CPU-Bound vs I/O-Bound Scaling #
I/O-bound services (waiting for DB, HTTP calls, disk):
- Threads spend most time waiting, not executing
- Horizontal scaling (more instances) helps — each instance handles more requests
- Virtual threads (Java 21) or async I/O reduces the thread count needed
- Read replicas and caching reduce the wait time per request
CPU-bound services (image processing, ML inference, cryptography, complex computation):
- Threads are executing, not waiting
- More cores = more throughput (vertical scale or more instances)
- Virtual threads don’t help — CPU is the constraint, not thread scheduling
- Consider: offload CPU-intensive work to dedicated workers, GPU instances for ML workloads, precomputation and caching of results
Autoscaling: What Metric to Scale On #
The choice of scaling metric determines how well autoscaling responds to load.
CPU utilization (most common):
- Works for CPU-bound services
- Lags for I/O-bound services — threads are waiting, CPU is low, but latency is high
- Scale trigger: CPU > 70% → add instances
Request queue depth / pending messages:
- Better for queue consumer workers
- “When the queue has > 1000 messages, add consumers”
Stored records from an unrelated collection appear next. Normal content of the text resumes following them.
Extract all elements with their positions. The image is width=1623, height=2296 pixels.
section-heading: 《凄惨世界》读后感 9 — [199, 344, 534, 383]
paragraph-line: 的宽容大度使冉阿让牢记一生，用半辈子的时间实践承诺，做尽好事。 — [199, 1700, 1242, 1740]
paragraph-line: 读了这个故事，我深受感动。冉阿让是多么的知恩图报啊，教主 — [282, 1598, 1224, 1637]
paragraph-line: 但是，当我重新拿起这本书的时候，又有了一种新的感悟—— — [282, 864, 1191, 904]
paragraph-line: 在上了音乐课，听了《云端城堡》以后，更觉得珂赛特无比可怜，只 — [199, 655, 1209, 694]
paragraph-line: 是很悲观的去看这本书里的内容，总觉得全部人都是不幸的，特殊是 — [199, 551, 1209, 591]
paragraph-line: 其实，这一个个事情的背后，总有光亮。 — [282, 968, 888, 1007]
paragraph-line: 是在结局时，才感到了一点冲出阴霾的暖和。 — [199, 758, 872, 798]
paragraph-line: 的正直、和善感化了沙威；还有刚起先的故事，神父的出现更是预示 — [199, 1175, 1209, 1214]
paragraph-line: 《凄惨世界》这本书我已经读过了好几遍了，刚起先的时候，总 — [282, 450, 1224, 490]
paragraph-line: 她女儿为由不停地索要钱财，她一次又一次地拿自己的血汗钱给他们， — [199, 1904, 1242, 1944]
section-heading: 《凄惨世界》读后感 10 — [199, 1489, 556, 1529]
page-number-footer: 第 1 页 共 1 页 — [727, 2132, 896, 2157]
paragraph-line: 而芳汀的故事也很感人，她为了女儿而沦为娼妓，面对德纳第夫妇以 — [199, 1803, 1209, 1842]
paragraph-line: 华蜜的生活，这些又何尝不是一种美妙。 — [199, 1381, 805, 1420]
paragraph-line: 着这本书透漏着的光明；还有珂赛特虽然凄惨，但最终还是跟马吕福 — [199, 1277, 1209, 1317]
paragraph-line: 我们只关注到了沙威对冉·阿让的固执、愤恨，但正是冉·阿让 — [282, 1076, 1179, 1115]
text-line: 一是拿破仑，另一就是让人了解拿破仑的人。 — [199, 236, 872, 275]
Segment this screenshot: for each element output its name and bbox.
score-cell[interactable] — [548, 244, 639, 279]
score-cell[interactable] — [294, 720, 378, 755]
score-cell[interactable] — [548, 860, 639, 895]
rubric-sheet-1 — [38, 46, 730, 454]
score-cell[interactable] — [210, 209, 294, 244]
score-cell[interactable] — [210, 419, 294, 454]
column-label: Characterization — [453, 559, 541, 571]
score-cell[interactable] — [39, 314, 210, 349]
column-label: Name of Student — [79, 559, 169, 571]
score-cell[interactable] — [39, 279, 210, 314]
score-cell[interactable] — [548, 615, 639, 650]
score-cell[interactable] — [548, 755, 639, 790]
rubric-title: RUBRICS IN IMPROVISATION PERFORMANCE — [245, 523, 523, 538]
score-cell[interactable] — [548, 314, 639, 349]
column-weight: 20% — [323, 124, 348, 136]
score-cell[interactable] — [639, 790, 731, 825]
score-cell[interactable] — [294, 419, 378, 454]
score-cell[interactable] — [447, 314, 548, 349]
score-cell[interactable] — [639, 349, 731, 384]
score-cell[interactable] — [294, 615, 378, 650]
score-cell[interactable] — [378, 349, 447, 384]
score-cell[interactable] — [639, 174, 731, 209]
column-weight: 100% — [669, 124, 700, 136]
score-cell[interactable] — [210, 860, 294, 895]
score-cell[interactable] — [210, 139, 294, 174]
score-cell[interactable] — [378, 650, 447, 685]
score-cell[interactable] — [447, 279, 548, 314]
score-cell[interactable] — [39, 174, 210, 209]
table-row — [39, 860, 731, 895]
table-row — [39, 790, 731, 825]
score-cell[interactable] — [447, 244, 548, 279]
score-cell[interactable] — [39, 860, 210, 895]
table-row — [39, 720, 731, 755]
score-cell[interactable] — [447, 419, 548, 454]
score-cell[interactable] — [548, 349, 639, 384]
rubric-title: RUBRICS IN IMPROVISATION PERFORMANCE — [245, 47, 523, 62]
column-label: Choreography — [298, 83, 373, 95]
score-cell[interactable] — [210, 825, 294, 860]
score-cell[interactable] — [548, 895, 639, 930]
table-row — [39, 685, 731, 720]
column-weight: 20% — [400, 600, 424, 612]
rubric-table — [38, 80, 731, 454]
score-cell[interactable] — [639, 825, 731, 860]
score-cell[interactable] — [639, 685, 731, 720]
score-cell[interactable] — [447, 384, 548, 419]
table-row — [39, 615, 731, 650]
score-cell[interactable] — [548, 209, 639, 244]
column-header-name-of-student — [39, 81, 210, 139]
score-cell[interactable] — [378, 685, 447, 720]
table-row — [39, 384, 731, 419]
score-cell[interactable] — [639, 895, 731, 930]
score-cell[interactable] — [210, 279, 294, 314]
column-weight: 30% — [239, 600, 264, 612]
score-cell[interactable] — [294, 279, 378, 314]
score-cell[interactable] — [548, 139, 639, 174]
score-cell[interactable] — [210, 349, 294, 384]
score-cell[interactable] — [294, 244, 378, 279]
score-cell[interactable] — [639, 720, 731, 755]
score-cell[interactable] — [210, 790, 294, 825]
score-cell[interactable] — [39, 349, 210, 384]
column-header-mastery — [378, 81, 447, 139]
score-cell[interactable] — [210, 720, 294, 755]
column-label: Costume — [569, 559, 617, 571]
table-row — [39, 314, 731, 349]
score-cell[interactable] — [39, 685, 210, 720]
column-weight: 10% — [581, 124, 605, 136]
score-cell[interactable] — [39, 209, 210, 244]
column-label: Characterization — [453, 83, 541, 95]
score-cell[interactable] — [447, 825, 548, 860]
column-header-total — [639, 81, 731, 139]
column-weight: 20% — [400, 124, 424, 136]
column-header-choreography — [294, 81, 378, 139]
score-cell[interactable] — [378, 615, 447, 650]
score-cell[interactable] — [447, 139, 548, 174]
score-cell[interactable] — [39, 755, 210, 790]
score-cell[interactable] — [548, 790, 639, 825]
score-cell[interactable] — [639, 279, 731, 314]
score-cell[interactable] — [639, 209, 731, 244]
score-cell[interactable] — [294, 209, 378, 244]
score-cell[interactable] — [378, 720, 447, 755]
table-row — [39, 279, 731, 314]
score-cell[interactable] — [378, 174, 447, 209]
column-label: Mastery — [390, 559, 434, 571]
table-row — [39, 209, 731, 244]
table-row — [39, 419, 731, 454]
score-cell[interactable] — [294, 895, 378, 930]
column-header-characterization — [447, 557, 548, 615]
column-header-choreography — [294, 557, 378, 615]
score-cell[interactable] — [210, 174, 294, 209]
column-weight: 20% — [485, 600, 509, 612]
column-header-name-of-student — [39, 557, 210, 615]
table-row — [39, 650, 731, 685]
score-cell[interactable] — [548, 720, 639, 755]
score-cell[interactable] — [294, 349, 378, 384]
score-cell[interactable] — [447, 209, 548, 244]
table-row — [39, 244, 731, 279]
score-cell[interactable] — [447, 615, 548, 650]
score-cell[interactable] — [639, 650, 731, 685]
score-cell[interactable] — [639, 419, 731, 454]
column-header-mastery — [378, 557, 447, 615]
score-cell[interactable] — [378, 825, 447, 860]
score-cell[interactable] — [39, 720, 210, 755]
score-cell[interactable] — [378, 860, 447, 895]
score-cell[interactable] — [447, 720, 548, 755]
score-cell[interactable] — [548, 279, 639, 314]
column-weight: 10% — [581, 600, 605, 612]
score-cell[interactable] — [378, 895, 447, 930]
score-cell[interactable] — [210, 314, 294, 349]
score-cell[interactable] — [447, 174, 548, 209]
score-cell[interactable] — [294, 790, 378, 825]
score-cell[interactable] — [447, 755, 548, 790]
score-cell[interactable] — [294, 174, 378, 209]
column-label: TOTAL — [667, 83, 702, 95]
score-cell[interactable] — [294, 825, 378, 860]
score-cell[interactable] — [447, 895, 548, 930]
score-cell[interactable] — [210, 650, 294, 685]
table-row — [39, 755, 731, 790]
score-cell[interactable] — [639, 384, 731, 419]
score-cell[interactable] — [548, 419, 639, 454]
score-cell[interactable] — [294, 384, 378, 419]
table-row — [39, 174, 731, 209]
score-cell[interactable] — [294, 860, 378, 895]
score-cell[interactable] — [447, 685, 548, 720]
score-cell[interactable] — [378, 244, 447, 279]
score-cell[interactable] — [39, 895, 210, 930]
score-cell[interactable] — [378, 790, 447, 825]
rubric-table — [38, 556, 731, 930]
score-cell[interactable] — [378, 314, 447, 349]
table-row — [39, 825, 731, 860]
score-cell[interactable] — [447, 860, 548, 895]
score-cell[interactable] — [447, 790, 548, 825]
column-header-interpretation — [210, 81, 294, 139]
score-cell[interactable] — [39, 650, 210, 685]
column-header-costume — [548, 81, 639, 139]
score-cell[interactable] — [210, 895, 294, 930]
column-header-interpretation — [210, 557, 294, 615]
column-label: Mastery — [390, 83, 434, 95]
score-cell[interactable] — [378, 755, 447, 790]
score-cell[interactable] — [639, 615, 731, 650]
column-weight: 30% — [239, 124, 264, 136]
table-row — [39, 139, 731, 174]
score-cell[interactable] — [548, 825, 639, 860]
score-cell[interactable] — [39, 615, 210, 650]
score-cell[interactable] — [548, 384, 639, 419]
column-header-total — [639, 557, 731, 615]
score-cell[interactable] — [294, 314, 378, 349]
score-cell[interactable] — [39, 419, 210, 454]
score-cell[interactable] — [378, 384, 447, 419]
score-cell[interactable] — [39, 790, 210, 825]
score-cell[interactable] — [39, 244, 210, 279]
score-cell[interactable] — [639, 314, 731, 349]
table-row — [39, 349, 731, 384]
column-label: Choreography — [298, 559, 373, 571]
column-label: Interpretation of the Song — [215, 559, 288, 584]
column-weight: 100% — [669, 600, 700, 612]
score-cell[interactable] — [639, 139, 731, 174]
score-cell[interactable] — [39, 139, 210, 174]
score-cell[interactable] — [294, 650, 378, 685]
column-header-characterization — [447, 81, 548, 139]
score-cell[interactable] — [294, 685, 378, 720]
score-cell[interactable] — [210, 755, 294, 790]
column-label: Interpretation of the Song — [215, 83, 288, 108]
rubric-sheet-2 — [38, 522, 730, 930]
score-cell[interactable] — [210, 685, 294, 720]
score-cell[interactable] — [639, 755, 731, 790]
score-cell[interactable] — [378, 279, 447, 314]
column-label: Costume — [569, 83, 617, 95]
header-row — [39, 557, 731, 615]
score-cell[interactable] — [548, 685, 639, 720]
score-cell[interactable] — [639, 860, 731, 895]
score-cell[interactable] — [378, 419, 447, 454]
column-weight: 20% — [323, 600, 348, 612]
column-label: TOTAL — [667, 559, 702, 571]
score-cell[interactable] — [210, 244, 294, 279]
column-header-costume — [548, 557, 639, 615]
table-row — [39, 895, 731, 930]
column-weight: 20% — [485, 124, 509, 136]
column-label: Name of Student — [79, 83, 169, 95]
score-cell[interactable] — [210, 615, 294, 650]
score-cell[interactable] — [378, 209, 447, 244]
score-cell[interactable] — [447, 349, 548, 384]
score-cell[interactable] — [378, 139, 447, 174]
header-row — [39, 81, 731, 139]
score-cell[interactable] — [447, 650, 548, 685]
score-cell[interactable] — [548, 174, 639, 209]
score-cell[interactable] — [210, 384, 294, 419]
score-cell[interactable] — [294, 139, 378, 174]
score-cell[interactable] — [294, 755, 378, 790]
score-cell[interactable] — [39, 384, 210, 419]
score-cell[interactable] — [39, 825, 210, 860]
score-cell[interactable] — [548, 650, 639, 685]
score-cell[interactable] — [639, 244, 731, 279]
- Direct signal that work is backing up
Custom business metrics:
- Scale on “requests in flight” or “P95 latency > 200ms”
- Requires custom metrics export (Prometheus → KEDA, CloudWatch → ASG)
- Most accurate but requires instrumentation
Memory utilization:
- Rarely the right primary scaling metric (memory doesn’t correlate with load the same way)
- Useful as a ceiling alarm (OOM prevention), not a scale trigger
Best practice: For API services, scale on CPU + request rate. For async workers, scale on queue depth. Set minimum instances high enough to handle baseline load without cold-start latency on scale-out. Test autoscaling behavior with load tests — not just at steady state but at scale-up and scale-down transitions.